The Coyotes seem to be taking full advantage of this second chance. Since March 1, they have posted an 11-9-0 record and have provided fans with plenty of excitement, scoring 73 goals, the league’s second highest tally during that stretch.
Committed to keeping Coyotes Hockey in the desert & building an arena in Phoenix. pic.twitter.com/gJz4b4A8xO
— Arizona Coyotes (@ArizonaCoyotes) April 10, 2024
This late-season success won’t ultimately pay off for the Coyotes, as they have been mathematically eliminated from the playoffs for over two weeks. However, with three games left on the schedule, Arizona has an opportunity to finish over .500 in its final 23 games of the season, showing that the group has banded together and learned from previous experiences of dealing with adversity.
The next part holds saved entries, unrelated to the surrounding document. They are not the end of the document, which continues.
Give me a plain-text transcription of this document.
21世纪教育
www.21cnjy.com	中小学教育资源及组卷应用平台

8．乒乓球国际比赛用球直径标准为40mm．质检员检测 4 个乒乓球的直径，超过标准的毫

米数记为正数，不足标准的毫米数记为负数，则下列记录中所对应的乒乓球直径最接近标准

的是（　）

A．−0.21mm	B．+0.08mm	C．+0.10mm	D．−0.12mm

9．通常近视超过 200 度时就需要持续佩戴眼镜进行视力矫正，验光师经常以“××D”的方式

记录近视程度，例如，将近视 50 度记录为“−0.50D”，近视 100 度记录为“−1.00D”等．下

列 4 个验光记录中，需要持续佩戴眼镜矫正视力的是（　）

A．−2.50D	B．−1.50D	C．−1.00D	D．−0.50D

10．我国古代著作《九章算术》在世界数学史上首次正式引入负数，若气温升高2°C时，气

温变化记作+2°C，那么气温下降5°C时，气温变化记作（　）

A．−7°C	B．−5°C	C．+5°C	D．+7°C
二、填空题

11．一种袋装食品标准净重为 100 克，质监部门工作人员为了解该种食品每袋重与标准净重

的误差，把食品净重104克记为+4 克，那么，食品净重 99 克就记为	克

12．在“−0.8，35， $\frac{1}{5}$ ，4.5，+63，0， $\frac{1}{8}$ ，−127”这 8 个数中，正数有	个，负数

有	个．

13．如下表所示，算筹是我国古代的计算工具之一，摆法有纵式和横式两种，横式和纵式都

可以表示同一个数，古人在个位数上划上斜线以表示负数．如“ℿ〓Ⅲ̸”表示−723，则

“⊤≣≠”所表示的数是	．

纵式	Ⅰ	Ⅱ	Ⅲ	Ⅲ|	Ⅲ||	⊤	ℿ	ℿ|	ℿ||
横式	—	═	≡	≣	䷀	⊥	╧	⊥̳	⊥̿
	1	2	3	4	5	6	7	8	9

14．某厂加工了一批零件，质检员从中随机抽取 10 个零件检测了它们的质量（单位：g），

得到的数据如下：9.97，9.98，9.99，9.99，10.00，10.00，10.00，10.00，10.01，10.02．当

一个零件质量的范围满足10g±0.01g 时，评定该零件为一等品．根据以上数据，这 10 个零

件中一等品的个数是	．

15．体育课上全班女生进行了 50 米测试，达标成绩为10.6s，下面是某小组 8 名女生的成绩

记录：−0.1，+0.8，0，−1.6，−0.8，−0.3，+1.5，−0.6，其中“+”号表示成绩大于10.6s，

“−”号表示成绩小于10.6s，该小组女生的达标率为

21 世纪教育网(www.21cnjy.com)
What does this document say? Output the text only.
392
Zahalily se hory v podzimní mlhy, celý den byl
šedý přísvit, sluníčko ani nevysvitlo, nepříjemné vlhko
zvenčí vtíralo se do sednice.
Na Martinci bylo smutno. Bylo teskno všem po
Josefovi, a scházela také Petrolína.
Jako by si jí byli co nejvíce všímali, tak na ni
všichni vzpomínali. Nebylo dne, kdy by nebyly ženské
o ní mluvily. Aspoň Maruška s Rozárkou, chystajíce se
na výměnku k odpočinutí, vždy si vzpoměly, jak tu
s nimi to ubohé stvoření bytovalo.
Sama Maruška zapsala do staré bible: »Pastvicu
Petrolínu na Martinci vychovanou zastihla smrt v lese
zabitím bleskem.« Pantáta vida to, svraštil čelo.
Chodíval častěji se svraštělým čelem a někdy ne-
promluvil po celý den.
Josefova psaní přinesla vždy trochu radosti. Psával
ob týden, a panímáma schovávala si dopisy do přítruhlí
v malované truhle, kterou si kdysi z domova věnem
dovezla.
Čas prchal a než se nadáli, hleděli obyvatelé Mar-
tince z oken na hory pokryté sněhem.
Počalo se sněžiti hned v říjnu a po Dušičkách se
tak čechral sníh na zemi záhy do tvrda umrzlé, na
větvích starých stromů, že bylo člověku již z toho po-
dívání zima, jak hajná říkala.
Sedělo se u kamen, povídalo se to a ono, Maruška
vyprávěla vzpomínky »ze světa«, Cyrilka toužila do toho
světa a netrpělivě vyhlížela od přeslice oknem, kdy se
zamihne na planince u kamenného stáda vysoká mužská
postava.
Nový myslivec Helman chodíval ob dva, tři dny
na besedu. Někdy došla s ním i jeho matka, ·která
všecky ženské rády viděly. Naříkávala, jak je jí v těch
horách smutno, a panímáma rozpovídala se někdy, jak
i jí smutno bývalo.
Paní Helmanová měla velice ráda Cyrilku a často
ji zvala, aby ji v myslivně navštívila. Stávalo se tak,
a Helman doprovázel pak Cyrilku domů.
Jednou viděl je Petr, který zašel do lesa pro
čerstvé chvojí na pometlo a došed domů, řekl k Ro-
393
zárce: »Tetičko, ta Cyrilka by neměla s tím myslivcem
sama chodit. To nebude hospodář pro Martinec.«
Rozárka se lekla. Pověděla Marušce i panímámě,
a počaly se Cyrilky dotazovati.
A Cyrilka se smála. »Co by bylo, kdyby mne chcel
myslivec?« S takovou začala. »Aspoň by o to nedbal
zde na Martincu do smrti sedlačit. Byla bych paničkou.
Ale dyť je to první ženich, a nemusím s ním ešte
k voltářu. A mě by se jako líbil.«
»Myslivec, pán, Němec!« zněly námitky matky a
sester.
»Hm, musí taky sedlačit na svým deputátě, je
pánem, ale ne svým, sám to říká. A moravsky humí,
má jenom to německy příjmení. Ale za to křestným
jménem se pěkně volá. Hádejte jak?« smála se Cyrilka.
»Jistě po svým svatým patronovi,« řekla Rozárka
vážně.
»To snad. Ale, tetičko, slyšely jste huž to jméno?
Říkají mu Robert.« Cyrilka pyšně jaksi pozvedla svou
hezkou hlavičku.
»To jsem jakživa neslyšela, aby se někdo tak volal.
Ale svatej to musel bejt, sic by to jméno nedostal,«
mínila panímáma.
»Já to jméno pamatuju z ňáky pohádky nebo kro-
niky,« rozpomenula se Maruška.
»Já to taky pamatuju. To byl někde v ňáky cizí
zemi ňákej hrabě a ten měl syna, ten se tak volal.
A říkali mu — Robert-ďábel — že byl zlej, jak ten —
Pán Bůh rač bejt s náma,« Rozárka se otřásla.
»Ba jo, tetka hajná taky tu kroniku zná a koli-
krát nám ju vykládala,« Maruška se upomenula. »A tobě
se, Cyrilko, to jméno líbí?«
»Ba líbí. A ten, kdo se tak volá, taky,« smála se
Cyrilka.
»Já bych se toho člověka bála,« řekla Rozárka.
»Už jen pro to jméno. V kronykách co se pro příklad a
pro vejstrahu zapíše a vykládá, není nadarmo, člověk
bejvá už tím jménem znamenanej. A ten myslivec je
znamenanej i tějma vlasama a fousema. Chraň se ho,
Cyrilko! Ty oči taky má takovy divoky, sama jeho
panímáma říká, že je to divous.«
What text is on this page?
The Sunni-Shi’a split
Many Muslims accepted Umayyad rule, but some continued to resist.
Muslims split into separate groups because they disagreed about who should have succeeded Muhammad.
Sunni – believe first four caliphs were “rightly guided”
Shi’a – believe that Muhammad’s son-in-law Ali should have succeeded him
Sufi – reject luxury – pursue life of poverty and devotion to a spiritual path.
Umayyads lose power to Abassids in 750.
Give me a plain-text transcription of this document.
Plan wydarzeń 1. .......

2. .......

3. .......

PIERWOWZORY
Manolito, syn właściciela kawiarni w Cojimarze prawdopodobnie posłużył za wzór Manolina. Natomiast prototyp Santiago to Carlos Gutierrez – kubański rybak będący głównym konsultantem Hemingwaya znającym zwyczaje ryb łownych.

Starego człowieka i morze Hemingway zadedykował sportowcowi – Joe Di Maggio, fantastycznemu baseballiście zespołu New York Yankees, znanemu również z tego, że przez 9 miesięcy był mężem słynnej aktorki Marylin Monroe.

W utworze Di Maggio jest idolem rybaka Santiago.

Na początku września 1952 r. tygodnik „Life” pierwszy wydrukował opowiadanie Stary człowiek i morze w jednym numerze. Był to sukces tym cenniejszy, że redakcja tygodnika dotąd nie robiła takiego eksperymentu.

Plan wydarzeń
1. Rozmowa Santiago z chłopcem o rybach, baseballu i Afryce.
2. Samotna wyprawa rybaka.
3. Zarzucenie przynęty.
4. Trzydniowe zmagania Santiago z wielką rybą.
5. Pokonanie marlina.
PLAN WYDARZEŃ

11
“It’s always tough when the media’s going around saying we’re going to be here, we’re going to be there,” Cooley said. “Honestly, we just need to stick together as a group, and that’s what we did. There’s been no quit in this team all year, whether that was when we were going through that losing streak, the arena news. It’s a pretty special group we have in there and it’s fun to compete out there and battle with those guys.”
Throughout all of the chaos that’s surrounded the franchise over the past couple of years, the Coyotes have never wavered from their commitment to remaining in the Valley and continuing to grow the game of hockey in Arizona. After their proposed arena and entertainment district in Tempe was rejected in a public vote last May, it was announced in February the Coyotes intend to build a venue on a 110-acre piece of state trust land in North Phoenix, which will go up for auction on June 27.
The team’s more immediate focus, however, will be on the three remaining contests of the 2023-24 campaign, the last of which is scheduled for April 17 against the Edmonton Oilers in Phoenix — which could be the Coyotes’ final time calling the desert home. But Arizona will look to build off its latest win, one that will be a highlight of a chaotic rookie season for Cooley.
“With all the news going around and crap going, we were resilient and came together as a group,” Cooley said. “We put the rest of it aside, just had fun, and it paid off. It was a heck of a game, that was one of the most fun games I think we’ve played in this year.”